Background
The company had grown from a handful of engineers to 50+ without anyone stepping back to think about how deployments actually worked. The result was a patchwork: manual steps living in Confluence, environment scripts that only two people could reliably run, and approval gates that had accumulated over time with nobody sure which ones still served a purpose.
Features sat in staging for days. Competitive velocity was slipping and everyone felt it.
The Challenge
Three problems, each reinforcing the others:
- No pipeline standardisation - 14 microservices each had different deployment scripts, maintained by different teams, with no shared pattern
- Manual gate overload - 6 approval steps between commit and production, most rubber-stamped without review because reviewers lacked the context to evaluate them
- Zero deployment observability - No way to see what version was running in which environment, whether a deployment succeeded, or what changed between releases
Approach
The solution was built in three layers: standardised builds, automated delivery, and integrated observability.
Containerised Build Standard
Every service was migrated to a common Docker build pattern:
FROM node:20-alpine AS builder
WORKDIR /app
COPY package*.json ./
RUN npm ci --only=production
COPY . .
RUN npm run build
FROM node:20-alpine AS runtime
WORKDIR /app
COPY --from=builder /app/dist ./dist
COPY --from=builder /app/node_modules ./node_modules
USER node
EXPOSE 3000
CMD ["node", "dist/index.js"]
Images are tagged with the Git SHA, pushed to Azure Container Registry, and vulnerability-scanned with Trivy before promotion.
Azure DevOps Pipeline Architecture
stages:
- stage: Build
jobs:
- job: BuildAndScan
steps:
- task: Docker@2
displayName: Build image
- script: trivy image --exit-code 1 --severity HIGH,CRITICAL $(imageTag)
displayName: Security scan
- stage: Deploy_Dev
condition: succeeded()
jobs:
- deployment: DeployDev
environment: development
- stage: Deploy_Staging
condition: and(succeeded(), eq(variables['Build.SourceBranch'], 'refs/heads/main'))
jobs:
- deployment: DeployStaging
environment: staging
- stage: Deploy_Production
condition: succeeded()
jobs:
- deployment: DeployProd
environment: production # single approval gate
The key decision was collapsing 6 manual gates into a single production approval — backed by automated quality checks that gave the approver actual signal rather than just a checkbox to click through.

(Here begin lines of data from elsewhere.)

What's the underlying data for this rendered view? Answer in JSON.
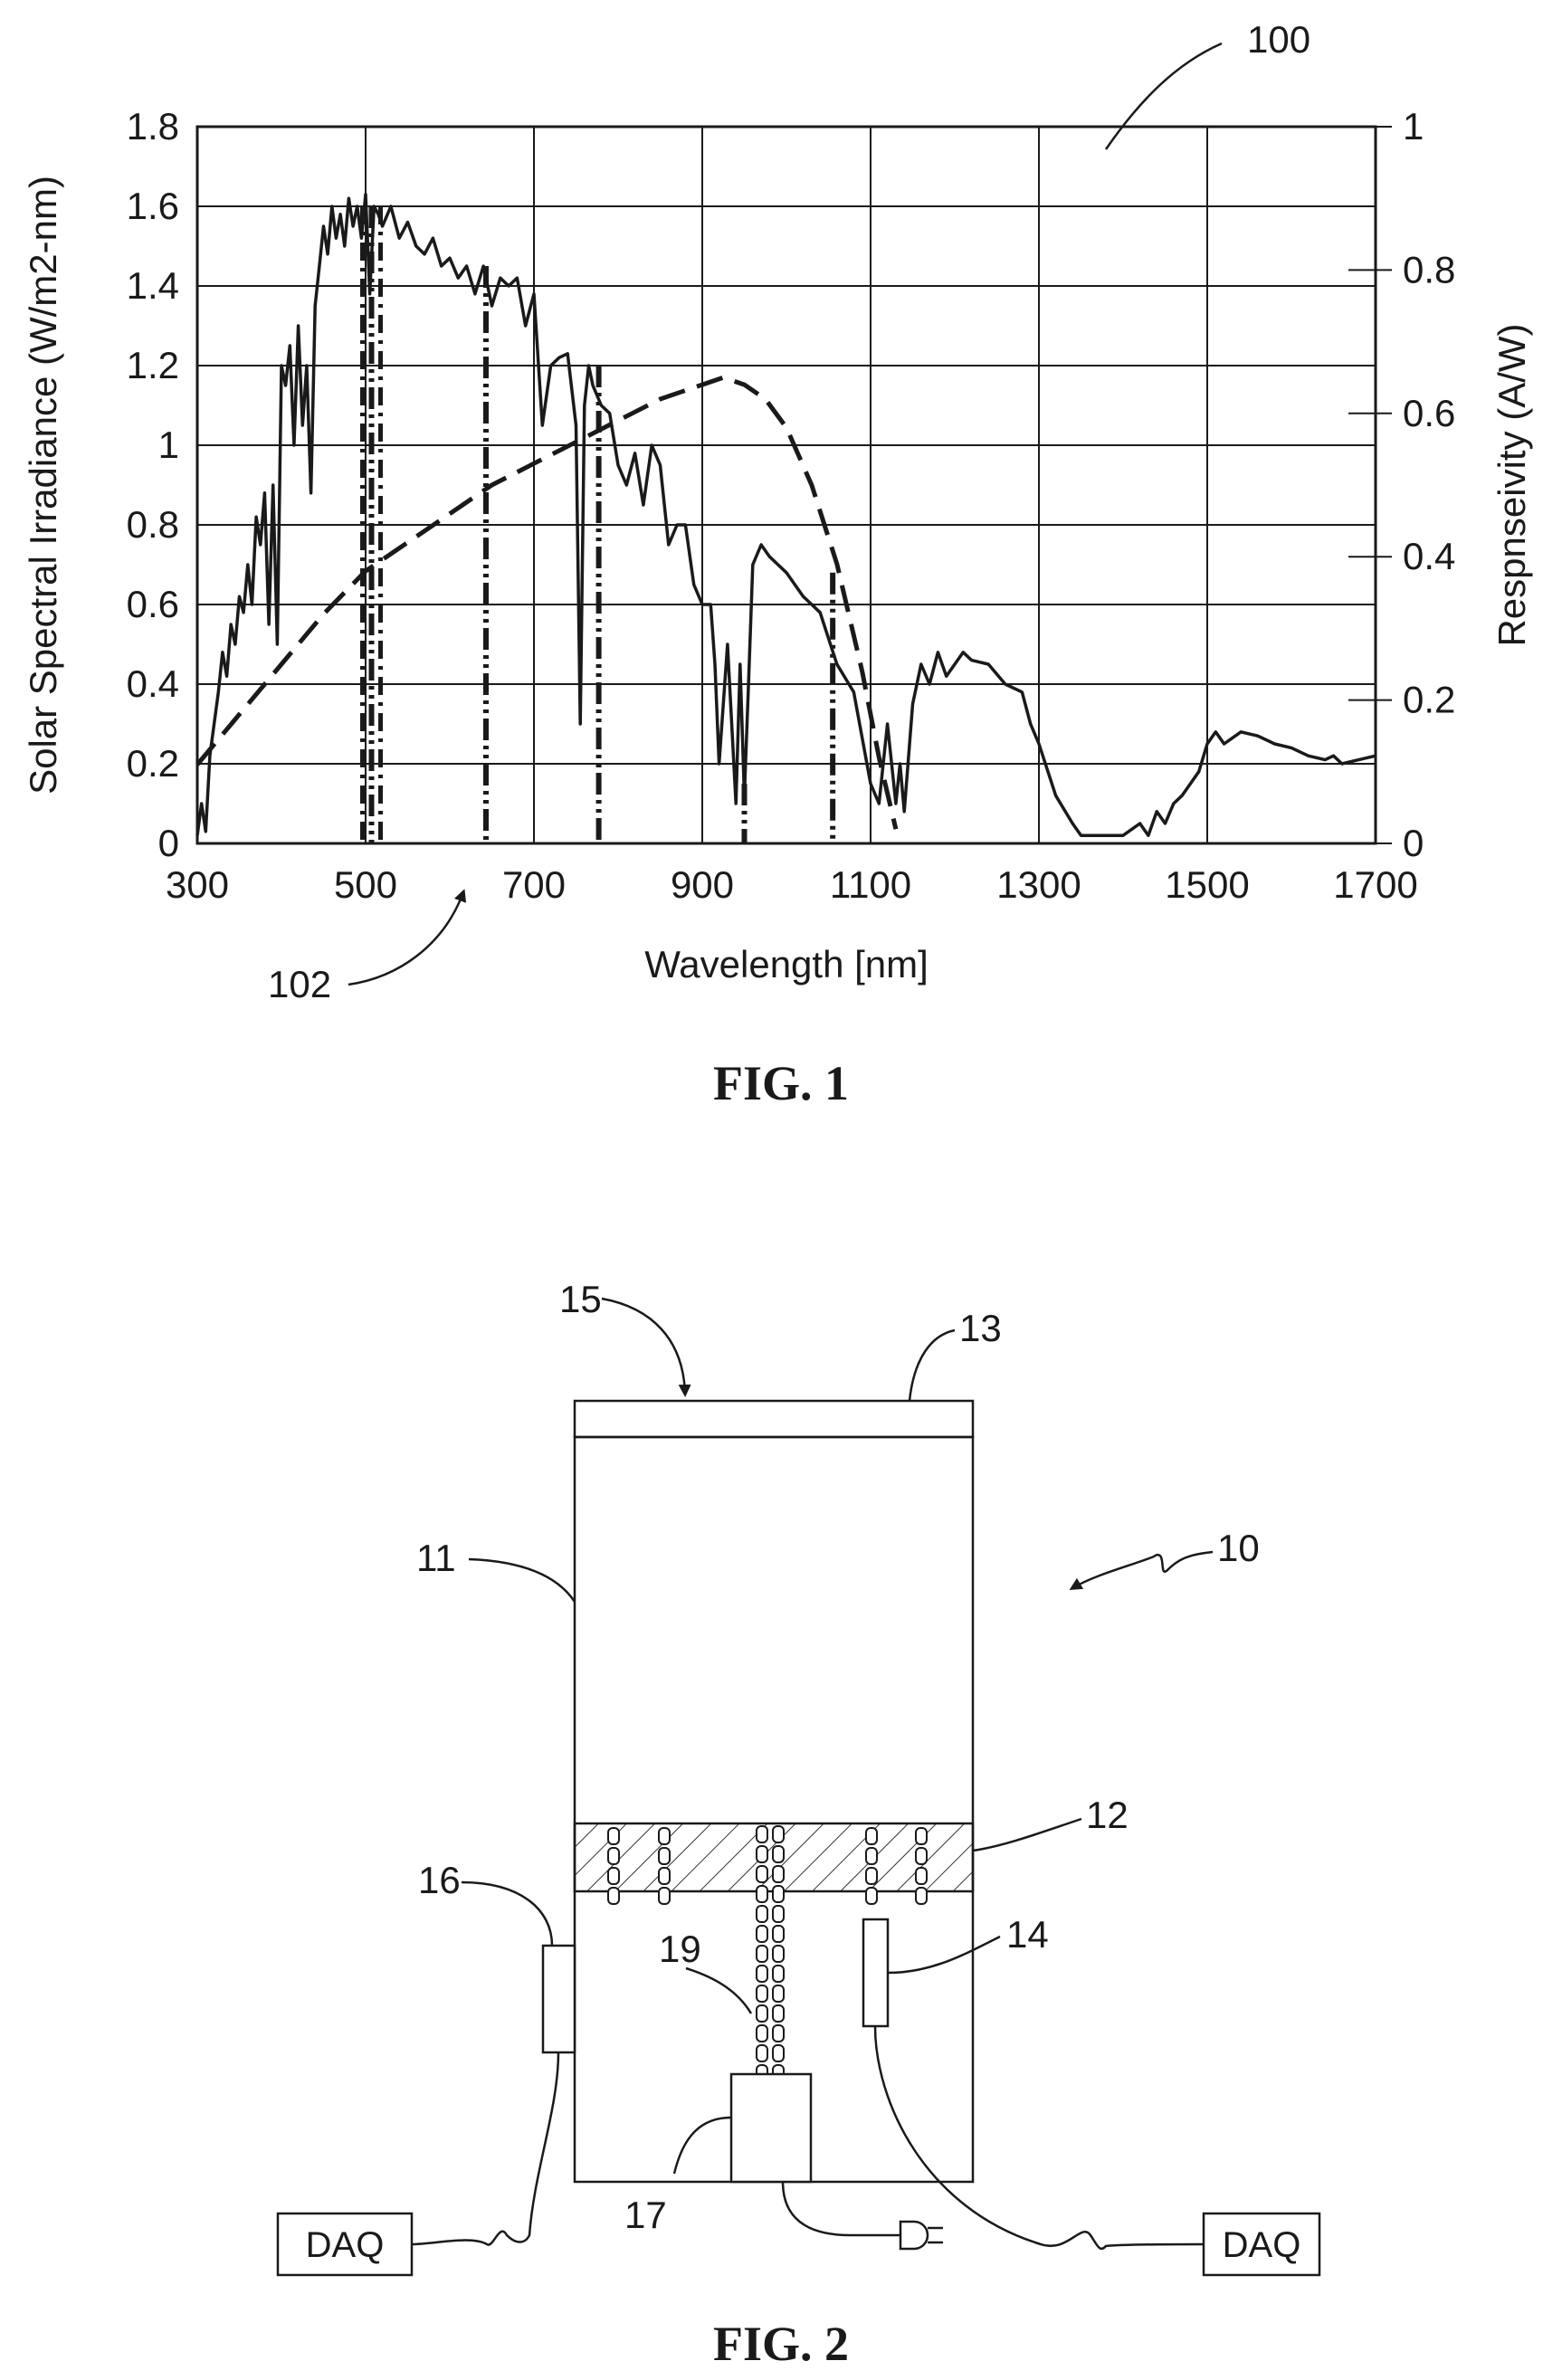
{
  "figure1": {
    "caption": "FIG. 1",
    "ref_chart": "100",
    "ref_bands": "102",
    "chart_data": {
      "type": "line",
      "title": "",
      "xlabel": "Wavelength [nm]",
      "ylabel": "Solar Spectral Irradiance (W/m2-nm)",
      "y2label": "Respnseivity (A/W)",
      "xlim": [
        300,
        1700
      ],
      "ylim": [
        0,
        1.8
      ],
      "y2lim": [
        0,
        1
      ],
      "grid": true,
      "x_ticks": [
        "300",
        "500",
        "700",
        "900",
        "1100",
        "1300",
        "1500",
        "1700"
      ],
      "y_ticks": [
        "0",
        "0.2",
        "0.4",
        "0.6",
        "0.8",
        "1",
        "1.2",
        "1.4",
        "1.6",
        "1.8"
      ],
      "y2_ticks": [
        "0",
        "0.2",
        "0.4",
        "0.6",
        "0.8",
        "1"
      ],
      "series": [
        {
          "style": "solid",
          "axis": "left",
          "x": [
            300,
            305,
            310,
            315,
            320,
            325,
            330,
            335,
            340,
            345,
            350,
            355,
            360,
            365,
            370,
            375,
            380,
            385,
            390,
            395,
            400,
            405,
            410,
            415,
            420,
            425,
            430,
            435,
            440,
            445,
            450,
            455,
            460,
            465,
            470,
            475,
            480,
            485,
            490,
            495,
            500,
            505,
            510,
            515,
            520,
            530,
            540,
            550,
            560,
            570,
            580,
            590,
            600,
            610,
            620,
            630,
            640,
            650,
            660,
            670,
            680,
            690,
            700,
            710,
            720,
            730,
            740,
            750,
            755,
            760,
            765,
            770,
            780,
            790,
            800,
            810,
            820,
            830,
            840,
            850,
            860,
            870,
            880,
            890,
            900,
            910,
            915,
            920,
            930,
            940,
            945,
            950,
            955,
            960,
            970,
            980,
            990,
            1000,
            1020,
            1040,
            1060,
            1080,
            1100,
            1110,
            1120,
            1130,
            1135,
            1140,
            1150,
            1160,
            1170,
            1180,
            1190,
            1200,
            1210,
            1220,
            1240,
            1260,
            1280,
            1290,
            1300,
            1320,
            1340,
            1350,
            1360,
            1380,
            1400,
            1420,
            1430,
            1440,
            1450,
            1460,
            1470,
            1480,
            1490,
            1500,
            1510,
            1520,
            1540,
            1560,
            1580,
            1600,
            1620,
            1640,
            1650,
            1660,
            1680,
            1700
          ],
          "y": [
            0.02,
            0.1,
            0.03,
            0.22,
            0.3,
            0.38,
            0.48,
            0.42,
            0.55,
            0.5,
            0.62,
            0.58,
            0.7,
            0.6,
            0.82,
            0.75,
            0.88,
            0.55,
            0.9,
            0.5,
            1.2,
            1.15,
            1.25,
            1.0,
            1.3,
            1.05,
            1.2,
            0.88,
            1.35,
            1.45,
            1.55,
            1.48,
            1.6,
            1.52,
            1.58,
            1.5,
            1.62,
            1.55,
            1.6,
            1.52,
            1.63,
            1.38,
            1.6,
            1.58,
            1.55,
            1.6,
            1.52,
            1.56,
            1.5,
            1.48,
            1.52,
            1.45,
            1.47,
            1.42,
            1.45,
            1.38,
            1.45,
            1.35,
            1.42,
            1.4,
            1.42,
            1.3,
            1.38,
            1.05,
            1.2,
            1.22,
            1.23,
            1.05,
            0.3,
            1.1,
            1.2,
            1.15,
            1.1,
            1.08,
            0.95,
            0.9,
            0.98,
            0.85,
            1.0,
            0.95,
            0.75,
            0.8,
            0.8,
            0.65,
            0.6,
            0.6,
            0.45,
            0.2,
            0.5,
            0.1,
            0.45,
            0.12,
            0.4,
            0.7,
            0.75,
            0.72,
            0.7,
            0.68,
            0.62,
            0.58,
            0.45,
            0.38,
            0.15,
            0.1,
            0.3,
            0.1,
            0.2,
            0.08,
            0.35,
            0.45,
            0.4,
            0.48,
            0.42,
            0.45,
            0.48,
            0.46,
            0.45,
            0.4,
            0.38,
            0.3,
            0.25,
            0.12,
            0.05,
            0.02,
            0.02,
            0.02,
            0.02,
            0.05,
            0.02,
            0.08,
            0.05,
            0.1,
            0.12,
            0.15,
            0.18,
            0.25,
            0.28,
            0.25,
            0.28,
            0.27,
            0.25,
            0.24,
            0.22,
            0.21,
            0.22,
            0.2,
            0.21,
            0.22
          ]
        },
        {
          "style": "dashed",
          "axis": "right",
          "x": [
            300,
            350,
            400,
            450,
            500,
            550,
            600,
            650,
            700,
            750,
            800,
            850,
            900,
            925,
            950,
            975,
            1000,
            1030,
            1060,
            1090,
            1110,
            1130
          ],
          "y": [
            0.11,
            0.18,
            0.25,
            0.32,
            0.38,
            0.42,
            0.46,
            0.5,
            0.53,
            0.56,
            0.59,
            0.62,
            0.64,
            0.65,
            0.64,
            0.62,
            0.58,
            0.5,
            0.39,
            0.24,
            0.12,
            0.02
          ]
        }
      ],
      "vertical_lines": [
        {
          "x": 507,
          "y_top": 1.6
        },
        {
          "x": 643,
          "y_top": 1.45
        },
        {
          "x": 777,
          "y_top": 1.2
        },
        {
          "x": 950,
          "y_top": 0.15
        },
        {
          "x": 1055,
          "y_top": 0.68
        }
      ]
    }
  },
  "figure2": {
    "caption": "FIG. 2",
    "labels": {
      "ref_10": "10",
      "ref_11": "11",
      "ref_12": "12",
      "ref_13": "13",
      "ref_14": "14",
      "ref_15": "15",
      "ref_16": "16",
      "ref_17": "17",
      "ref_19": "19"
    },
    "daq_left": "DAQ",
    "daq_right": "DAQ"
  }
}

AKS Deployment with Rollback Safety
Deployments use Kubernetes rolling updates with readiness probes. If the new pods do not pass health checks within the timeout window, the deployment automatically rolls back.
resource "azurerm_kubernetes_cluster" "main" {
sku_tier = "Standard"
default_node_pool {
name = "system"
vm_size = "Standard_D4s_v3"
enable_auto_scaling = true
min_count = 2
max_count = 10
}
auto_scaler_profile {
balance_similar_node_groups = true
scale_down_delay_after_add = "10m"
}
}
Datadog Observability Integration
Every deployment emits an event to Datadog with the service name, version, environment, and Git SHA. This surfaces as a deployment marker on every metric graph, making it trivial to correlate a metric change with a specific release.
Custom dashboards were built for:
- Deployment frequency per service
- Change failure rate (deployments that triggered an incident within 1 hour)
- Mean time to restore for rollback events
Results
| Metric | Before | After |
|---|---|---|
| Release cycle | 5 days | 90 minutes |
| Manual approval gates | 6 | 1 |
| Rollback time | 2-4 hours | 8 minutes (automated) |
| Deployment visibility | None | Full Datadog trace |
| Failed deployments caught pre-prod | ~40% | 94% |
Within two months of going live, the team went from one release per week to multiple per day. The pipeline didn't just get faster — it removed the reason to batch releases in the first place.